© JUNGE FREIHEIT Verlag GmbH & Co. KG www.jungefreiheit.de 05/21 / 29. Januar 2021

Zwischen Reichstag und Kanzleramt
Unter der Spree, juchhe!
Paul Rosen

Die Liste der unvollendeten Berliner Bauprojekte ist wieder etwas kürzer geworden. Im vergangenen Herbst eröffnete der Berliner Großflughafen BER nach insgesamt 30jähriger Planungs- und Bauzeit und mit achtjähriger Verspätung. Trotz diverser Betriebspannen wie unter Strom stehenden Fluggastkontrollanlagen mußte der BER auch noch nicht wieder geschlossen werden. 

Und siehe da: Seit Anfang Dezember des letzten Jahres ist auch die Verlängerung der U-Bahnlinie 5 vom Alexanderplatz zum Hauptbahnhof in Betrieb. Die U5 ist alles andere als eine Verbindung einiger Stadtteile, sondern sie erschließt das politische Berlin vom Roten Rathaus über das Botschaftsviertel am Brandenburger Tor bis hin zum Reichstag, ehe sie am neuen Hauptbahnhof, dem früheren Lehrter Stadtbahnhof, endet. Daher bekam sie auch den Namen „Kanzler-U-Bahn“, obwohl nie ein Kanzler oder eine Kanzlerin in Berlin mit der U-Bahn fahren würde. Das Sicherheitsrisiko wäre zu groß.

Immerhin beteiligte sich der Bund mit 170 Millionen Euro an dem Projekt. Und das ist der Grund, warum die Linie überhaupt fährt. Wegen der ewig leeren Landeskasse wollte der Berliner Senat den Bau schon Mitte der 90er Jahre, wenige Jahre vor dem Bundestagsumzug von Bonn nach Berlin, stoppen. Erst als die Bundesregierung intervenierte und die Rückzahlung des bereits gezahlten Zuschusses verlangte, entschloß sich der Senat nach dem Regierungs- und Parlamentsumzug Anfang der 2000er Jahre zum Bau der Verlängerung. Für die 2,2 Kilometer lange Strecke (ein kleines Teilstück vom Hauptbahnhof zum Bundestag war schon früher fertig geworden) benötigten die Berliner Verkehrsbetriebe rund zehn Jahre, für jeden Kilometer also rund fünf Jahre – ein Negativrekord im Tunnelbau.

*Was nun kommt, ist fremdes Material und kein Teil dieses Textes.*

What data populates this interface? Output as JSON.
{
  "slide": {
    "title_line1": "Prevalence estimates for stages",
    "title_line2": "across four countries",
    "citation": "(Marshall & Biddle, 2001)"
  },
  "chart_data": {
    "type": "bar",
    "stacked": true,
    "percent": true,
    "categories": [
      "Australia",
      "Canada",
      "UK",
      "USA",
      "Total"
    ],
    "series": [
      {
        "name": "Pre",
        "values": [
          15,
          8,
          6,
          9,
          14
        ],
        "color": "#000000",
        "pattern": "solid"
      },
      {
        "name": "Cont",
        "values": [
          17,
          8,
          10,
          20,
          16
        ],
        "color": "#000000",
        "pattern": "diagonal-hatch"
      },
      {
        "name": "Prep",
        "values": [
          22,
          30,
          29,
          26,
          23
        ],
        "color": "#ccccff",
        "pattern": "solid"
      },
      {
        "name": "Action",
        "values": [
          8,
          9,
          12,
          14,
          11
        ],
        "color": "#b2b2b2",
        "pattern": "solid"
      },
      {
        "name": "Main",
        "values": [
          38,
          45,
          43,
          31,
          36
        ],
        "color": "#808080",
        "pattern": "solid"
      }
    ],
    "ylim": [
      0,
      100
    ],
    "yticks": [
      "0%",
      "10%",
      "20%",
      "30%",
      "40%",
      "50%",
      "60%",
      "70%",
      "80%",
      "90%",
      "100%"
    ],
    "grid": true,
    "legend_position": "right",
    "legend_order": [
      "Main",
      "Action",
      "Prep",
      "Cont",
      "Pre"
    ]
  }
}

Sicher, der märkische Sandboden und das Spreewasser verzögerten den Bau, aber anderswo wird ebenfalls unter schwierigen Bedingungen erheblich schneller gebaut als in Berlin: So wurde im südamerikanischen Andenstaat Peru der 1,4 Kilometer lange Tunnel „Punte Olimpica“ auf 4.735 Metern Höhe in einer Bauzeit von nur 15 Monaten fertiggestellt. Auch der Gotthard-Basistunnel in der Schweiz, 57 Kilometer lang und mit zwei Röhren sowie Fluchttunnels ein Rekordwerk der Ingenieurkunst, war nach 17jähriger Bauzeit fertig. In Berlin wurde die Eröffnung nicht besonders groß gefeiert. Hunderte Eisenbahnfans drängten sich am Bahnhof Alexanderplatz, um in den ersten durchfahrenden Zug zu kommen und vergaßen dabei alle Corona-Abstandsgebote. 

Bundeskanzlerin Angela Merkel (CDU) kam erwartungsgemäß nicht, meldete sich aber mit einer Videobotschaft zur Eröffnung der neuen Linie, deren Haltestelle Bundestag auch den Weg zum Kanzleramt mit öffentlichen Verkehrsmitteln erleichtert: „Berlin, die einst geteilte und seit 30 Jahren geeinte Stadt, rückt heute ein weiteres Stück näher zusammen“, so die Kanzlerin zur Inbetriebnahme. Zur Zeit sind öffentliche Verkehrsmittel und Hotels jedoch leer, außerhalb der Stoßzeiten gleicht die U5 einer Geisterbahn.